Escalon Medical (Wayne, Pennsylvania) reported that the board of Drew Scientific Group (London) has recommended that its shareholders accept Escalon's revised exchange offer. Under the previously announced revised proposal, Escalon is offering 900,000 shares of its common stock in exchange for all the ordinary shares of Drew Scientific Group. Escalon reported in April its intention to offer 0.0048 shares of Escalon common stock in exchange for each ordinary share of Drew Scientific validly tendered. Drew is to operate as a separate Escalon division. Drew Scientific develops instrumentation and consumables for the diagnosis and monitoring of medical disorders in the areas of diabetes, cardiovascular diseases and hematology, as well as veterinary hematology and blood chemistry.

Millenium Holding Group (Henderson, Nevada) has entered into an agreement to merge with Sutura (Fountain Valley, California), a company that develops minimally invasive vessel closure devices to suture the puncture created in the femoral artery during catheter-based procedures, primarily in the fields of cardiology and radiology. Terms of the deal were not disclosed.

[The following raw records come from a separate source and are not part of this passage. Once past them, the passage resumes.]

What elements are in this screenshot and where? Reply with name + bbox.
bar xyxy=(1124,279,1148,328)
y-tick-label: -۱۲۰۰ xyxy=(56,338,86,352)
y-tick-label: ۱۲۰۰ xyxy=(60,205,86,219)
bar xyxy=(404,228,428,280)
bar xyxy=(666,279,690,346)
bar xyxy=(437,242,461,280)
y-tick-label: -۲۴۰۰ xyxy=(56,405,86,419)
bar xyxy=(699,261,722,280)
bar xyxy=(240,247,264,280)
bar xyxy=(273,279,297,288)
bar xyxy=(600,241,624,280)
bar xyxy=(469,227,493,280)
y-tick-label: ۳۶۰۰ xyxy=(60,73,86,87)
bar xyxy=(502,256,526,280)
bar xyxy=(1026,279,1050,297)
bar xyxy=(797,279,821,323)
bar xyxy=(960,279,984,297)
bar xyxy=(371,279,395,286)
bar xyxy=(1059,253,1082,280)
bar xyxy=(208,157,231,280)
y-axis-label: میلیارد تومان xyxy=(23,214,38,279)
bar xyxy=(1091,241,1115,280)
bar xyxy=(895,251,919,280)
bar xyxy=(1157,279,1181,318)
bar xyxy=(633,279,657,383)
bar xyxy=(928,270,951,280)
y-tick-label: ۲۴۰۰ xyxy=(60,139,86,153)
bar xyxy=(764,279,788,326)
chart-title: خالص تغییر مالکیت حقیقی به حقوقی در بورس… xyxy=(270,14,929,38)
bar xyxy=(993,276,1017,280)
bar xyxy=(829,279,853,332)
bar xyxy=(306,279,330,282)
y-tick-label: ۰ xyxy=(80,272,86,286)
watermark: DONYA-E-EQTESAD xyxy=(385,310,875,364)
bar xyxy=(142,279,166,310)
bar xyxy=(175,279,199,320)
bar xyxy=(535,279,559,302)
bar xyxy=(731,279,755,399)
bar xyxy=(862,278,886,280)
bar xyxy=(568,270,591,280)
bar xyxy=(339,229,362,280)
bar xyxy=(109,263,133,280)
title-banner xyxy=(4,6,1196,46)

Millenium said the merger would position the combined company to launch Sutura's products in the U.S. medical device market and expand Sutura's existing presence in Europe. Anthony Nobles, president and chief executive officer of Sutura, said the merger with Millenium would raise Sutura's profile in the U.S. medical device industry and allow for further strategic positioning.

Sports Information and Publishing (SIPC; Littleton, Colorado) said it has agreed to acquire all of the outstanding shares of Hall Effect Medical Products (Manchester, UK), the owner of two UK-based companies, which are developing a group of medical diagnostic products for personal and professional use. The value of the deal was not disclosed. Hall's products are based on technology that utilizes the Hall Effect, discovered more than 100 years ago, Hall said, which its scientists now developing various applications. The agreement provides for the acquisition of Hall in exchange for the issuance of calls 34,343,662 common shares of Sports Information. Upon satisfactory completion of various conditions, the acquisition is set to be closed within 60 days, and the company will become In Vivo Medical Diagnostics. Hall consists of two UK-based, wholly-owned subsidiaries, Hall Effect Technologies and Jopejo. Hall Effect Technologies is in the final stage of its first medical device development for the cardiovascular market. Other medical conditions being addressed include diabetes and other conditions where imaging is required.